Edit: I moved this from the “Interpreters” group, rethinking my original idea of where this should go…
Given some operation (don’t pick on the syntax or even the specific op code below, its just the concept I’m questioning). Assume this is I6 and the result is using one of the more popular 'terps. Browser-based, if it makes a difference.
#ifdef CONDITION;
@bitxor a b -> c; ! line a
#ifnot;
c = (a | b) - (a & b); !line b
#endif;
I’d expect line a to outperform line b.
But what if line a was wrapped in a routine…
[myXOr a b c; @bitxor a b c; return c;]
Would the routine call overhead outweigh the performance gains from the inline version?
c = myXOr(val1, val2);
vs
c = (a | b) - (a & b);
Again, this code is NOT tested and probably has syntax errors, but the question is about the cost from the routine call overhead.
Well, in the best case, (a|b)-(a&b) can be done in three instructions (OR, AND, SUB), and so can the routine (CALLVS, XOR, RET). The routine call will take more work on the interpreter’s side, since it has to make a call frame and then destroy it again. So on retro hardware, I’d go with the inline arithmetic. Anywhere else, it doesn’t matter.
I am curious since the topic is adjacent… Once upon a time on old hardware (not IF interpreters), I remember working in assembly and consulting a table which listed how long each op code took (in some unit of measure I don’t recall) and making optimization decisions in my code based on that. So BNE (branch-if-not-equal) would take, say 20units, while SHL (shift-left) might only take 2.
Is there an equivalent table someplace for the Z/Glulx VMs? I know this is not quite the same as measuring CPU level performance, since each interpreter could translate opcodes differently, but if there’s a general estimate someplace, I’d be interested in getting my fingers on it.

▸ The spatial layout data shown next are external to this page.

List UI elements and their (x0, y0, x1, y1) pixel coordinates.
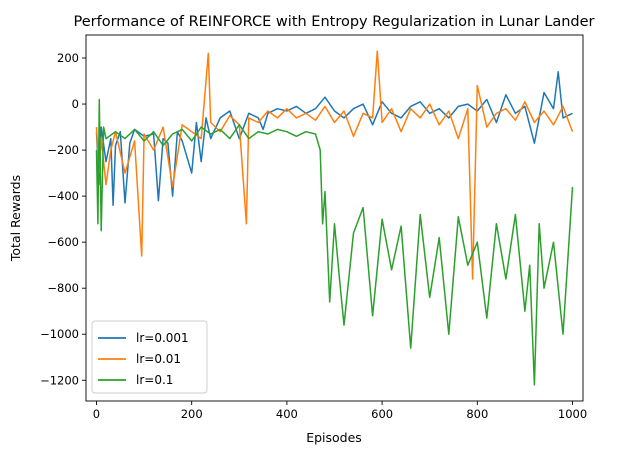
y-tick-label: 0 (72, 97, 79, 111)
series-line-3 (95, 98, 574, 386)
y-tick-label: −800 (47, 281, 79, 295)
legend: lr=0.001 lr=0.01 lr=0.1 (91, 320, 208, 394)
x-tick-label: 200 (181, 407, 203, 421)
plot-area (95, 50, 574, 386)
legend-box (91, 320, 208, 394)
y-tick-label: −1000 (40, 327, 79, 341)
y-tick-label: −1200 (40, 373, 79, 387)
y-tick-label: −600 (47, 235, 79, 249)
y-tick-label: −200 (47, 143, 79, 157)
y-axis-label: Total Rewards (8, 175, 23, 262)
legend-label-2: lr=0.01 (136, 352, 181, 366)
x-tick-label: 800 (466, 407, 488, 421)
y-axis: 200 0 −200 −400 −600 −800 −1000 −1200 (40, 51, 86, 387)
x-tick-label: 400 (276, 407, 298, 421)
series-layer (95, 50, 574, 386)
x-axis-label: Episodes (306, 430, 362, 445)
x-tick-label: 1000 (558, 407, 587, 421)
chart-title: Performance of REINFORCE with Entropy Re… (73, 14, 594, 30)
axes-frame (85, 34, 584, 402)
y-tick-label: −400 (47, 189, 79, 203)
y-tick-label: 200 (57, 51, 79, 65)
legend-label-1: lr=0.001 (136, 331, 189, 345)
legend-label-3: lr=0.1 (136, 373, 173, 387)
x-tick-label: 600 (371, 407, 393, 421)
series-line-2 (95, 50, 574, 280)
x-tick-label: 0 (93, 407, 100, 421)
x-axis: 0 200 400 600 800 1000 (93, 401, 587, 421)
legend-items: lr=0.001 lr=0.01 lr=0.1 (98, 331, 189, 387)
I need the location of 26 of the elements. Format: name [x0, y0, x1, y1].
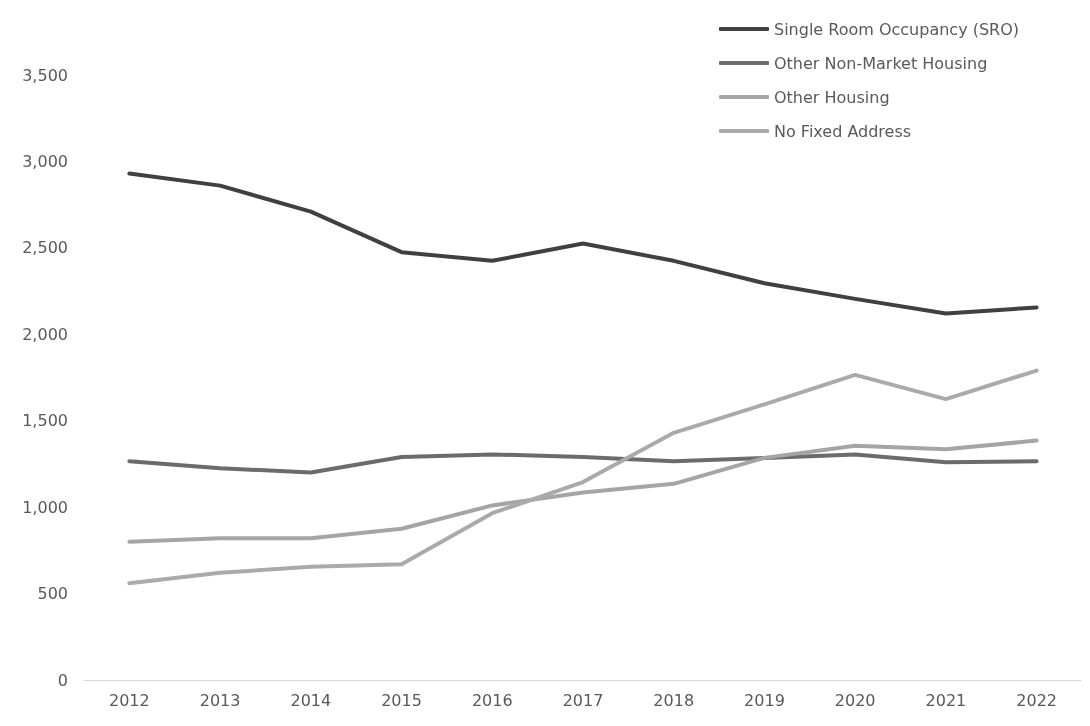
- x-tick-label: 2021: [925, 690, 967, 710]
- y-tick-label: 1,000: [22, 497, 68, 517]
- legend-label: No Fixed Address: [774, 121, 912, 141]
- x-tick-label: 2022: [1016, 690, 1057, 710]
- line-series: [127, 452, 1039, 475]
- legend-label: Single Room Occupancy (SRO): [774, 19, 1020, 39]
- x-tick-label: 2013: [199, 690, 241, 710]
- line-series: [127, 368, 1039, 586]
- legend-label: Other Non-Market Housing: [774, 53, 988, 73]
- x-tick-label: 2012: [109, 690, 150, 710]
- x-tick-label: 2019: [744, 690, 785, 710]
- y-tick-label: 3,000: [22, 151, 68, 171]
- x-tick-label: 2018: [653, 690, 695, 710]
- x-tick-label: 2016: [471, 690, 513, 710]
- y-tick-label: 2,000: [22, 324, 68, 344]
- legend-label: Other Housing: [774, 87, 890, 107]
- line-series: [127, 171, 1039, 316]
- x-tick-label: 2020: [834, 690, 876, 710]
- x-tick-label: 2017: [562, 690, 604, 710]
- y-tick-label: 3,500: [22, 65, 68, 85]
- y-tick-label: 0: [57, 670, 68, 690]
- y-tick-label: 1,500: [22, 411, 68, 431]
- y-tick-label: 500: [37, 584, 68, 604]
- x-tick-label: 2014: [290, 690, 332, 710]
- y-tick-label: 2,500: [22, 238, 68, 258]
- x-tick-label: 2015: [381, 690, 422, 710]
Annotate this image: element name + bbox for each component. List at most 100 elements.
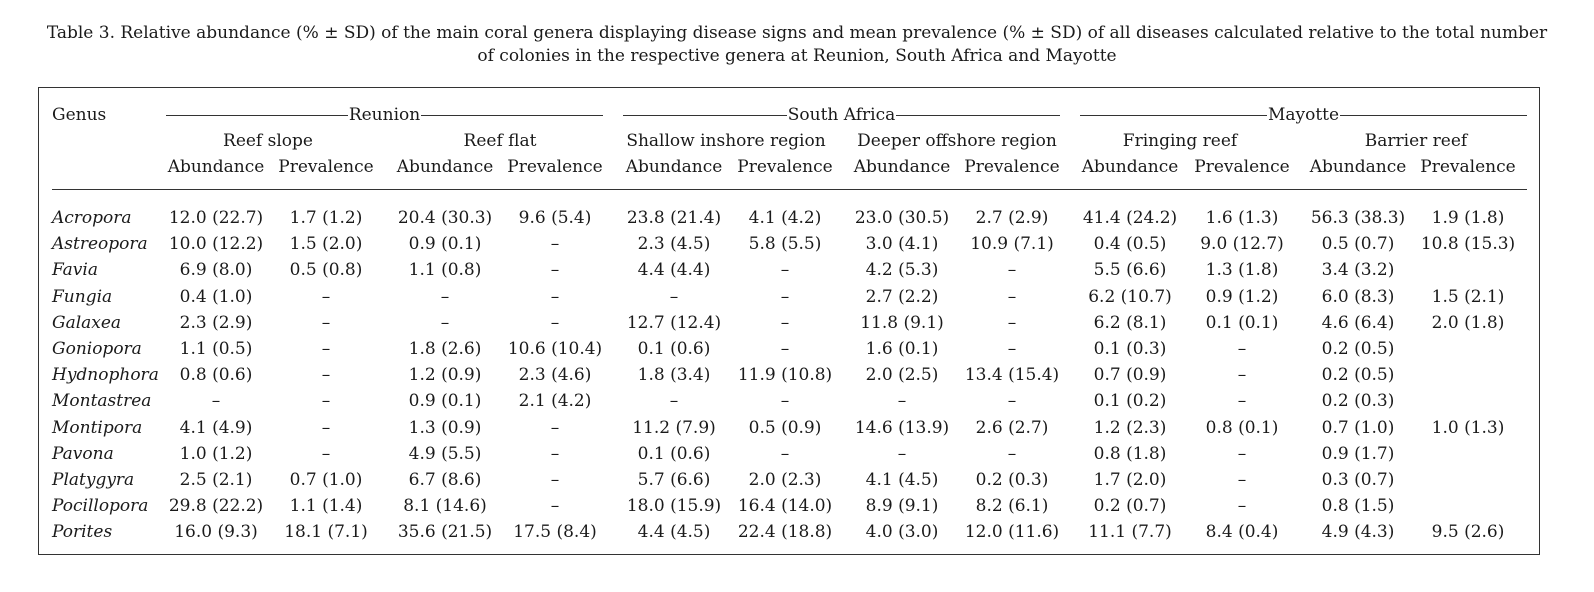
table-cell: 17.5 (8.4) bbox=[513, 522, 597, 542]
table-cell: 2.3 (4.5) bbox=[637, 234, 711, 254]
table-cell: 0.5 (0.7) bbox=[1321, 234, 1395, 254]
genus-name: Goniopora bbox=[52, 339, 142, 359]
table-cell: – bbox=[1007, 444, 1017, 464]
table-cell: 0.9 (1.7) bbox=[1321, 444, 1395, 464]
measure-header: Abundance bbox=[625, 157, 723, 177]
table-cell: 0.2 (0.3) bbox=[1321, 391, 1395, 411]
table-cell: – bbox=[321, 339, 331, 359]
table-cell: 1.5 (2.1) bbox=[1431, 287, 1505, 307]
table-cell: 6.7 (8.6) bbox=[408, 470, 482, 490]
genus-name: Pocillopora bbox=[52, 496, 149, 516]
table-cell: – bbox=[1007, 260, 1017, 280]
table-caption: Table 3. Relative abundance (% ± SD) of … bbox=[30, 22, 1564, 68]
genus-name: Hydnophora bbox=[52, 365, 159, 385]
table-cell: 8.9 (9.1) bbox=[865, 496, 939, 516]
table-cell: 20.4 (30.3) bbox=[397, 208, 493, 228]
table-cell: 12.0 (22.7) bbox=[168, 208, 264, 228]
table-cell: – bbox=[321, 391, 331, 411]
table-cell: 0.9 (0.1) bbox=[408, 391, 482, 411]
table-cell: 1.3 (1.8) bbox=[1205, 260, 1279, 280]
table-cell: – bbox=[1237, 470, 1247, 490]
table-cell: 1.2 (2.3) bbox=[1093, 418, 1167, 438]
table-cell: 29.8 (22.2) bbox=[168, 496, 264, 516]
measure-header: Prevalence bbox=[507, 157, 603, 177]
table-cell: 0.1 (0.6) bbox=[637, 339, 711, 359]
group-rule bbox=[1340, 114, 1528, 116]
table-cell: 10.6 (10.4) bbox=[507, 339, 603, 359]
genus-name: Astreopora bbox=[52, 234, 148, 254]
table-cell: 14.6 (13.9) bbox=[854, 418, 950, 438]
table-cell: 2.5 (2.1) bbox=[179, 470, 253, 490]
caption-line-1: Table 3. Relative abundance (% ± SD) of … bbox=[46, 23, 1548, 43]
table-cell: – bbox=[321, 418, 331, 438]
table-cell: – bbox=[550, 234, 560, 254]
table-cell: 3.0 (4.1) bbox=[865, 234, 939, 254]
table-cell: – bbox=[780, 313, 790, 333]
table-cell: 9.6 (5.4) bbox=[518, 208, 592, 228]
table-cell: – bbox=[1237, 339, 1247, 359]
table-cell: 0.5 (0.9) bbox=[748, 418, 822, 438]
table-cell: 0.1 (0.6) bbox=[637, 444, 711, 464]
table-cell: – bbox=[1237, 391, 1247, 411]
location-header-3: Mayotte bbox=[1080, 105, 1528, 125]
location-header-1: Reunion bbox=[166, 105, 604, 125]
table-cell: 1.9 (1.8) bbox=[1431, 208, 1505, 228]
habitat-header: Reef slope bbox=[223, 131, 313, 151]
table-cell: – bbox=[669, 287, 679, 307]
location-label: Reunion bbox=[348, 105, 421, 125]
table-cell: 13.4 (15.4) bbox=[964, 365, 1060, 385]
table-cell: 2.3 (2.9) bbox=[179, 313, 253, 333]
table-cell: 0.8 (1.5) bbox=[1321, 496, 1395, 516]
table-cell: 0.9 (0.1) bbox=[408, 234, 482, 254]
table-cell: – bbox=[550, 444, 560, 464]
table-cell: – bbox=[550, 287, 560, 307]
table-cell: 6.2 (8.1) bbox=[1093, 313, 1167, 333]
table-cell: 6.9 (8.0) bbox=[179, 260, 253, 280]
location-label: South Africa bbox=[787, 105, 896, 125]
table-cell: 1.1 (1.4) bbox=[289, 496, 363, 516]
table-cell: 0.7 (1.0) bbox=[1321, 418, 1395, 438]
table-cell: 11.8 (9.1) bbox=[860, 313, 944, 333]
table-cell: 6.2 (10.7) bbox=[1088, 287, 1172, 307]
table-cell: 41.4 (24.2) bbox=[1082, 208, 1178, 228]
header-rule bbox=[52, 189, 1527, 190]
table-frame bbox=[38, 87, 1540, 555]
table-cell: 1.2 (0.9) bbox=[408, 365, 482, 385]
table-cell: 1.8 (3.4) bbox=[637, 365, 711, 385]
table-cell: 0.3 (0.7) bbox=[1321, 470, 1395, 490]
table-cell: 1.6 (1.3) bbox=[1205, 208, 1279, 228]
table-cell: 2.3 (4.6) bbox=[518, 365, 592, 385]
table-cell: 1.7 (2.0) bbox=[1093, 470, 1167, 490]
table-cell: 23.8 (21.4) bbox=[626, 208, 722, 228]
group-rule bbox=[623, 114, 787, 116]
genus-name: Pavona bbox=[52, 444, 114, 464]
group-rule bbox=[896, 114, 1061, 116]
table-cell: – bbox=[321, 287, 331, 307]
table-cell: 2.0 (2.3) bbox=[748, 470, 822, 490]
table-cell: 0.7 (1.0) bbox=[289, 470, 363, 490]
genus-name: Galaxea bbox=[52, 313, 122, 333]
table-cell: 0.5 (0.8) bbox=[289, 260, 363, 280]
table-cell: 0.2 (0.5) bbox=[1321, 339, 1395, 359]
table-cell: 9.0 (12.7) bbox=[1200, 234, 1284, 254]
table-cell: – bbox=[550, 418, 560, 438]
table-cell: 4.2 (5.3) bbox=[865, 260, 939, 280]
table-cell: 0.1 (0.1) bbox=[1205, 313, 1279, 333]
table-cell: – bbox=[1237, 365, 1247, 385]
genus-name: Platygyra bbox=[52, 470, 135, 490]
table-cell: 16.0 (9.3) bbox=[174, 522, 258, 542]
measure-header: Abundance bbox=[1081, 157, 1179, 177]
table-cell: 35.6 (21.5) bbox=[397, 522, 493, 542]
table-cell: – bbox=[321, 365, 331, 385]
table-cell: 0.8 (0.6) bbox=[179, 365, 253, 385]
table-cell: – bbox=[550, 496, 560, 516]
table-cell: 0.1 (0.3) bbox=[1093, 339, 1167, 359]
table-cell: – bbox=[897, 444, 907, 464]
table-cell: 4.9 (4.3) bbox=[1321, 522, 1395, 542]
table-cell: 4.4 (4.4) bbox=[637, 260, 711, 280]
table-cell: 9.5 (2.6) bbox=[1431, 522, 1505, 542]
table-cell: 10.9 (7.1) bbox=[970, 234, 1054, 254]
table-cell: – bbox=[897, 391, 907, 411]
table-cell: 11.9 (10.8) bbox=[737, 365, 833, 385]
table-cell: 1.5 (2.0) bbox=[289, 234, 363, 254]
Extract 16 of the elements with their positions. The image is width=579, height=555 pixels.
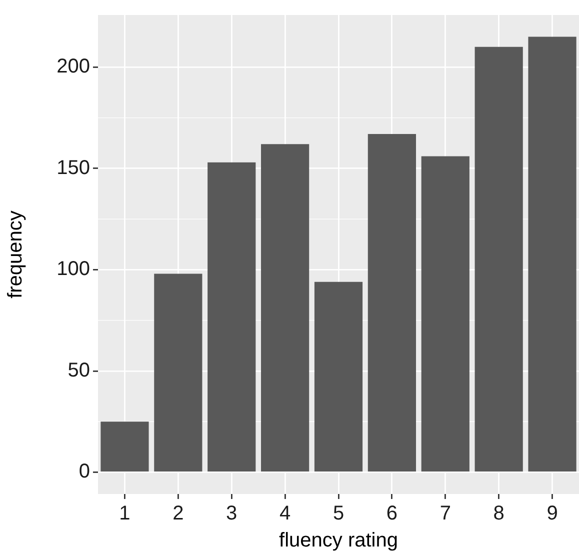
x-tick-label: 8 [493, 502, 504, 525]
x-tick-label: 2 [172, 502, 184, 525]
y-tick-label: 100 [56, 258, 90, 280]
x-tick-label: 6 [386, 502, 398, 525]
x-tick-label: 7 [440, 502, 451, 525]
x-tick-label: 3 [226, 502, 238, 525]
x-axis-title: fluency rating [279, 530, 398, 552]
y-tick-label: 50 [68, 359, 90, 382]
y-tick-label: 150 [56, 156, 90, 179]
x-tick-label: 9 [546, 502, 558, 525]
y-tick-label: 0 [78, 460, 90, 483]
x-tick-label: 1 [119, 502, 130, 525]
y-axis-title: frequency [4, 210, 27, 298]
x-tick-label: 4 [279, 502, 291, 525]
y-tick-label: 200 [56, 56, 90, 78]
x-tick-label: 5 [332, 502, 344, 525]
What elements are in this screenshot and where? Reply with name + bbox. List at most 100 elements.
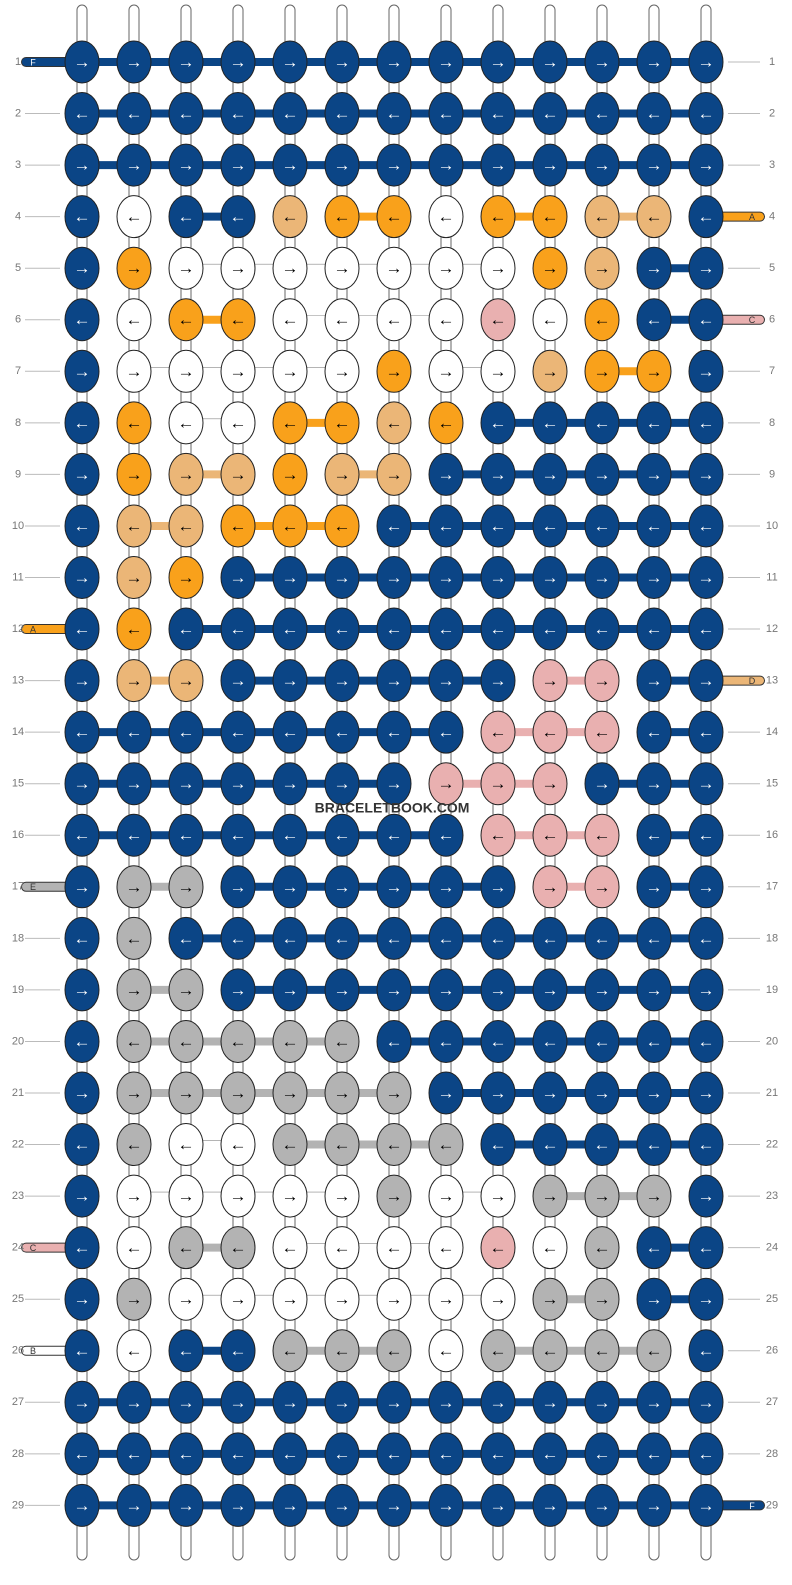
knot xyxy=(480,298,516,342)
knot-arrow: → xyxy=(386,1187,403,1206)
knot-arrow: ← xyxy=(490,104,507,123)
knot xyxy=(428,659,464,703)
knot-arrow: ← xyxy=(230,413,247,432)
knot-arrow: ← xyxy=(490,207,507,226)
knot xyxy=(220,1226,256,1270)
knot-arrow: → xyxy=(594,259,611,278)
knot-arrow: ← xyxy=(74,516,91,535)
knot xyxy=(324,1277,360,1321)
knot xyxy=(116,710,152,754)
knot xyxy=(584,1329,620,1373)
knot xyxy=(428,1380,464,1424)
knot xyxy=(532,1277,568,1321)
knot-arrow: ← xyxy=(646,516,663,535)
knot-arrow: ← xyxy=(542,1032,559,1051)
row-number: 12 xyxy=(766,623,778,635)
knot xyxy=(168,916,204,960)
knot-arrow: ← xyxy=(698,104,715,123)
knot-arrow: ← xyxy=(126,1341,143,1360)
knot xyxy=(428,607,464,651)
knot xyxy=(64,1226,100,1270)
knot-arrow: → xyxy=(438,259,455,278)
row-number: 24 xyxy=(766,1242,778,1254)
knot-arrow: ← xyxy=(74,620,91,639)
knot xyxy=(584,865,620,909)
knot-arrow: → xyxy=(698,1083,715,1102)
knot xyxy=(220,968,256,1012)
knot-arrow: → xyxy=(438,671,455,690)
knot xyxy=(376,143,412,187)
knot xyxy=(636,1123,672,1167)
knot-arrow: → xyxy=(282,1083,299,1102)
knot xyxy=(324,916,360,960)
knot xyxy=(584,813,620,857)
row-number: 2 xyxy=(769,107,775,119)
knot-arrow: → xyxy=(438,1187,455,1206)
knot-arrow: → xyxy=(542,1187,559,1206)
knot xyxy=(584,1380,620,1424)
knot-arrow: ← xyxy=(542,1444,559,1463)
knot xyxy=(168,1174,204,1218)
knot-arrow: → xyxy=(230,568,247,587)
knot xyxy=(376,401,412,445)
knot xyxy=(688,1071,724,1115)
knot xyxy=(168,246,204,290)
row-number: 8 xyxy=(15,417,21,429)
knot xyxy=(376,92,412,136)
knot xyxy=(688,556,724,599)
knot-arrow: ← xyxy=(646,929,663,948)
knot-arrow: → xyxy=(594,568,611,587)
knot-arrow: → xyxy=(698,52,715,71)
knot-arrow: → xyxy=(386,1083,403,1102)
knot xyxy=(532,298,568,342)
knot xyxy=(324,504,360,548)
knot-arrow: ← xyxy=(126,104,143,123)
knot-arrow: → xyxy=(490,465,507,484)
knot-arrow: → xyxy=(178,1290,195,1309)
knot xyxy=(272,195,308,239)
knot xyxy=(688,1226,724,1270)
knot xyxy=(376,1123,412,1167)
knot xyxy=(220,195,256,239)
knot xyxy=(584,1174,620,1218)
knot xyxy=(324,1226,360,1270)
knot-arrow: → xyxy=(178,1187,195,1206)
knot-arrow: ← xyxy=(594,1032,611,1051)
knot-arrow: → xyxy=(230,1496,247,1515)
knot xyxy=(376,452,412,496)
knot-arrow: → xyxy=(334,1290,351,1309)
knot xyxy=(584,1483,620,1527)
knot-arrow: ← xyxy=(438,620,455,639)
knot-arrow: ← xyxy=(646,1341,663,1360)
knot-arrow: ← xyxy=(594,826,611,845)
knot-arrow: → xyxy=(386,1290,403,1309)
knot-arrow: ← xyxy=(646,104,663,123)
knot-arrow: ← xyxy=(334,310,351,329)
knot xyxy=(116,504,152,548)
knot-arrow: → xyxy=(542,568,559,587)
knot-arrow: ← xyxy=(282,1238,299,1257)
knot-arrow: → xyxy=(230,1290,247,1309)
knot-arrow: ← xyxy=(438,1341,455,1360)
knot-arrow: → xyxy=(230,52,247,71)
knot xyxy=(688,504,724,548)
knot-arrow: ← xyxy=(386,723,403,742)
knot-arrow: → xyxy=(178,362,195,381)
knot-arrow: ← xyxy=(490,516,507,535)
knot xyxy=(324,710,360,754)
knot-arrow: → xyxy=(126,671,143,690)
knot xyxy=(688,401,724,445)
knot xyxy=(168,1123,204,1167)
knot xyxy=(272,556,308,599)
row-number: 15 xyxy=(766,778,778,790)
knot xyxy=(636,916,672,960)
knot xyxy=(480,968,516,1012)
knot xyxy=(168,1019,204,1063)
knot-arrow: → xyxy=(334,259,351,278)
row-number: 22 xyxy=(12,1138,24,1150)
knot xyxy=(168,1329,204,1373)
knot xyxy=(220,710,256,754)
knot-arrow: → xyxy=(178,877,195,896)
knot xyxy=(168,1483,204,1527)
knot xyxy=(220,1019,256,1063)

Afraid not. The Z-machine doesn’t really have a notion of “cycles” the way most actual hardware does; what’s blazing fast on one machine might be very tedious on another. (For example, 16-bit multiplication will be very fast on any machine that supplies it natively, and very slow if you have to synthesize it from 8-bit operations.)
The closest thing we’ve got is counting the number of instructions, which is 3 for both versions here. Beyond that, you have to profile it on a specific interpreter.
When I was profiling Secret Letter + FyreVM, I came to the conclusion that number of instructions was essentially all that mattered. That was Glulx, but the same idea applies - in a straightforward interpreter, the actual work of the instruction is dwarfed by the overhead of fetching/decoding/dispatching it.
The difference between instructions might be more noticeable in an interpreter like ZLR or Git that does the decoding up front.
Decoding instructions and arguments takes a lot of time on 8-bit hardware, as does virtual memory handling, if the interpreter uses virtual memory.
Let’s take an example:
@add x y -> z;
(encoded in long form) on Ozmoo for C64, where x, y and z are all local variables, typically uses 347 clock cycles (~352 microseconds), 16 of which are spent performing the addition.
Here’s how the time is spent for this for this operation:
This is all for the cheapest scenario - if the instruction happens to straddle a page border, we’d spend time figuring out if the next Z-machine memory byte is in fact the next byte in RAM, or if we need to find a different page in virtual memory.
Of course, some instructions take a significant time to perform as well, like multiplication and division, as we basically need to perform them like humans perform them on paper, one digit at a time. (The C64 CPU lacks instructions for multiplication and division). Fetching or changing a property value, performing scan_table, copy_table and tokenize all take time.
Printing is a very heavy operation (about 600 cycles per character, plus time for scrolling the screen as needed), since we unpack the text from 5-bit codes to 8-bit ZSCII, send it to the streams module to figure out where it is to be sent, converting ZSCII to PETSCII (Commodore’s version of ASCII), sending the characters to the screen handling module, which converts PETSCII to screen codes and stores these codes in screen RAM, plus updates the colour RAM.
In my observations function calls are one of the most expensive operations for a VM. But it’s often much clearer to write the code with sensible function calls. Inlining can make a big performance difference, but you should only look at doing that in the hottest code.